Granted, even these proposals sometimes contain items that liberals can like. Dave Camp’s proposal eliminates many terrible loopholes and even includes a financial services tax. That’s why these proposals intrigue us as much as they do; they offer crucial opportunity for the left to come forward with a robust alternative for tax policy that can orient the good in previous proposals towards a more progressive budgetary vision.
The following is a good, but by no means comprehensive, list of liberal tax reform proposals.
- Tax capital gains and income at the same rate
- Strong Estate Tax
- Crackdown on Foreign Tax Avoidance
- Alternative Tax Opportunities for Policy Purposes: Carbon Tax, Financial Services Tax, Land Tax, etc.
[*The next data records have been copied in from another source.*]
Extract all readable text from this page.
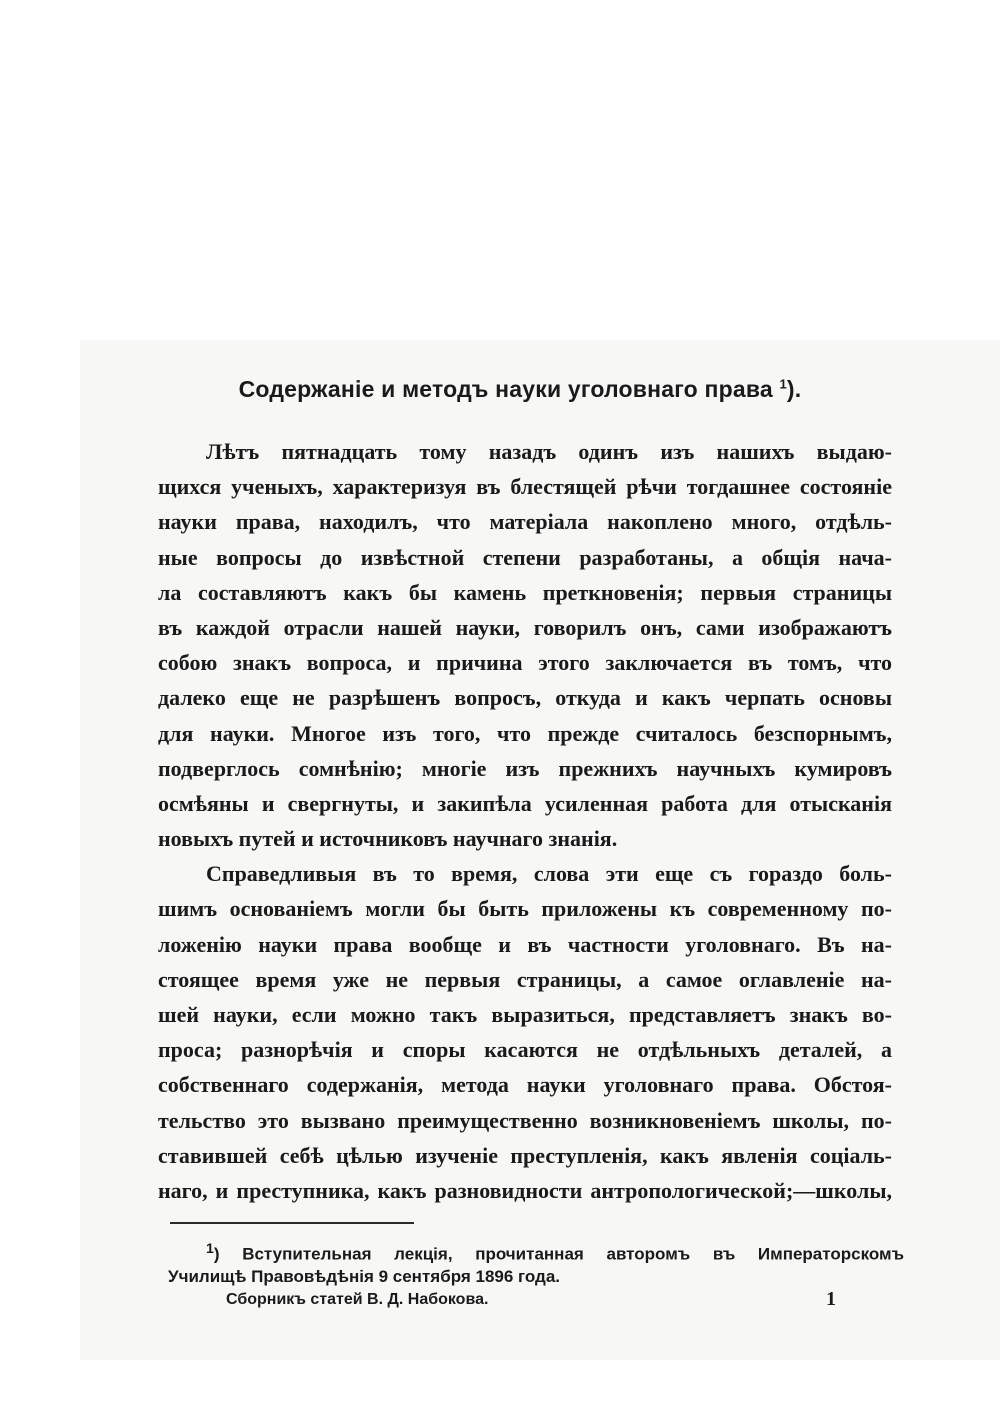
Содержаніе и методъ науки уголовнаго права $^1$).
Лѣтъ пятнадцать тому назадъ одинъ изъ нашихъ выдаю-
щихся ученыхъ, характеризуя въ блестящей рѣчи тогдашнее состояніе
науки права, находилъ, что матеріала накоплено много, отдѣль-
ные вопросы до извѣстной степени разработаны, а общія нача-
ла составляютъ какъ бы камень преткновенія; первыя страницы
въ каждой отрасли нашей науки, говорилъ онъ, сами изображаютъ
собою знакъ вопроса, и причина этого заключается въ томъ, что
далеко еще не разрѣшенъ вопросъ, откуда и какъ черпать основы
для науки. Многое изъ того, что прежде считалось безспорнымъ,
подверглось сомнѣнію; многіе изъ прежнихъ научныхъ кумировъ
осмѣяны и свергнуты, и закипѣла усиленная работа для отысканія
новыхъ путей и источниковъ научнаго знанія.
Справедливыя въ то время, слова эти еще съ гораздо боль-
шимъ основаніемъ могли бы быть приложены къ современному по-
ложенію науки права вообще и въ частности уголовнаго. Въ на-
стоящее время уже не первыя страницы, а самое оглавленіе на-
шей науки, если можно такъ выразиться, представляетъ знакъ во-
проса; разнорѣчія и споры касаются не отдѣльныхъ деталей, а
собственнаго содержанія, метода науки уголовнаго права. Обстоя-
тельство это вызвано преимущественно возникновеніемъ школы, по-
ставившей себѣ цѣлью изученіе преступленія, какъ явленія соціаль-
наго, и преступника, какъ разновидности антропологической;—школы,
$^1$) Вступительная лекція, прочитанная авторомъ въ Императорскомъ
Училищѣ Правовѣдѣнія 9 сентября 1896 года.
Сборникъ статей В. Д. Набокова.	1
- Retain and Expand tax credits that offer a fundamental policy purpose: child tax credit, research, green-energy, EITC, state and local, energy, college, etc. (to name a few) while eliminating any that don’t; consolidate credits that serve a similar function
- Long term rate structure should strive to be as progressive as is possible; burden of payment should remain with the rich and be strengthened by including surtaxes on the highest income levels
- Possible Progressive Structure on Corporate Tax Rates while aiming to lower tax rates in the long term on low income earners, middle income earners, as well as small/medium size businesses in comparison to their more affluent counterparts
At the end of the day,the question we must ask ourselves is whether achieving simplicity and clarity only lend themselves to a vision resembling Congressmen Camp’s? That simply isn’t the case. The tax code isn’t complex because it has too many brackets; it’s complex because of countless amendments, exemptions, deductions, etc. that were placed in the tax code year after year for random activities or entities that ultimately serve no public purpose. Get rid of those, simplify the rest, and you can still end up with a code capable of being used as a powerful policy instrument and proof that stripping the code of junk doesn’t mean getting rid of the things that constitute genuinely good policy.
This isn’t the last you’ve heard from me on tax reform, I promise!